No argument here, I've lost count of the number of times I've dunked a canoe. Only once in a SOT kayak. 


Posted using Outdoor Hub Campfire


----------



## Bubbagon (Mar 8, 2010)

"Tippyness" is a function of hull design. There are kayaks that flip very easily, and the same for canoes. There are super stable kayaks and super stable canoes.
Most recreational canoes are REALLY easy to stand in....REALLY easy. By design they are typically have a wide, flat bottom. And your center of gravity, while standing, is lower in a canoe than on a sit on top kayak.

My point? Don't make your choice thinking one is going to be more stable than the other. Figure out if you want a kayak or canoe, then find the most stable in that category.


----------



## capt j-rod (Feb 14, 2008)

Okay, I am with the canoe votes. Weight is the only drawback. I use an old Grumman sport boat / canoe. We camp out of it and it hauls an awesome 1000+# payload. Flat back transom carries a 4.5hp yamaha and it will cruise around 10mph loaded. It has oarlocks for rowing, it paddles well, and tracks awesome thanks to the keel. They are hard to find but worth the hunt! The boat is 15.5 ft long, and about 100# empty. You can literally stand up and not get wet. It it truly the swiss army knife of the small boats.


----------



## StuckAtHome (Apr 29, 2004)

Not much to add, just got home from 4 day pool tourney, haven't had time to look here.

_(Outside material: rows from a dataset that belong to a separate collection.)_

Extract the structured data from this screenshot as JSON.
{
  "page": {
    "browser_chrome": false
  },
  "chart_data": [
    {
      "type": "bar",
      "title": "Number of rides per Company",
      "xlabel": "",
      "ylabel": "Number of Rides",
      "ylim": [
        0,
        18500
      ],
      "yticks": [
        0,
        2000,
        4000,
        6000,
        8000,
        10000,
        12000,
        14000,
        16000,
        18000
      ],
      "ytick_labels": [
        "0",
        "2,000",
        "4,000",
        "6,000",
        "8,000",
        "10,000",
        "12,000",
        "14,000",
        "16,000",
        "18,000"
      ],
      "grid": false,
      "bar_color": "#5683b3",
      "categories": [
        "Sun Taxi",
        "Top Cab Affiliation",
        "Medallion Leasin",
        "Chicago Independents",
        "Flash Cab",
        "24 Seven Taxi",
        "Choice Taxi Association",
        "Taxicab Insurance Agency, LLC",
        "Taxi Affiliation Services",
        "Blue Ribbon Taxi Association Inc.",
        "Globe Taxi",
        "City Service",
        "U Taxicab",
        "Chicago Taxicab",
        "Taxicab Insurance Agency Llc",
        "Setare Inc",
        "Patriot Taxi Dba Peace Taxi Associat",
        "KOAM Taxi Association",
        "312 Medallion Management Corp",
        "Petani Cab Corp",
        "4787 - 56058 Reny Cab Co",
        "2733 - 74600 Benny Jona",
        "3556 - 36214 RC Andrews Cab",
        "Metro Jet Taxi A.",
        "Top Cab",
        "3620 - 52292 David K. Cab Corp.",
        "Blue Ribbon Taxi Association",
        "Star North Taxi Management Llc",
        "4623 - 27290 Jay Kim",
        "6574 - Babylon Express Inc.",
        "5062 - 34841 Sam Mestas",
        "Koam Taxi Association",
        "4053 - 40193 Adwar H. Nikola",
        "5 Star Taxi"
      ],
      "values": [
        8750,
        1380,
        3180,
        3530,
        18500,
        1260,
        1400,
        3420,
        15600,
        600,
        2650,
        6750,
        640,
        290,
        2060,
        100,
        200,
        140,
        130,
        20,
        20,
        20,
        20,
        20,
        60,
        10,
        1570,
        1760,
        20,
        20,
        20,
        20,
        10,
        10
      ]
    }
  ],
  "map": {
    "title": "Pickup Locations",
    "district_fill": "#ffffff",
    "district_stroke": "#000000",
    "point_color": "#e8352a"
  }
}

What he said ! I've said this a million times, hull shape is the most important factor, decide where you're going to use it most, moving or flat, then look canoe or kayak, like bubba said, you can't compare kayak to canoe for stability, it's hull! Wind sucks in the canoe, badly.it's never at your back, always in your face the last two miles, always from the side when trying to fish. But a absolutely love mine! It fits a purpose, bring a bunch of gear, overnight, bring the lab, much more like traveling in style. If I want to fish moving water, can't beat a kayak, or the coosa. Both I can stand, do class 3 white water, but aren't nearly at home on flat water, both have more rocker than most boats, big sails equal no fun...

posted using Outdoor Hub Campfire


----------



## allwayzfishin (Apr 30, 2008)

I had a mad river 14 and I loved it. I rigged a trolling motor mount, ran a 40lb thrust or a 2hp evinrude off it. That rig caught me alot of fish and took me into places Ive never been before. I should have never sold it. Now, I just bought a ocean kayak trident 11 angler recently. This is my first yak so I cant comment on it yet. Hope it lives up to the hype since it was double the price of the mad river canoe.


----------



## Photog (Jun 18, 2010)

I have an Old Town and I love it.
When I am trying to fish in a yak I feel way too confined. I like having all my gear and at least one of my kids along for a float. I also like sitting up and out of the water. it just feels better. Wind can suck. I have only tipped over a kayak.

These are my personal feelings and if a yak guy would tell me why they prefer a yak I would completely respect their opinion because everyone is different...


----------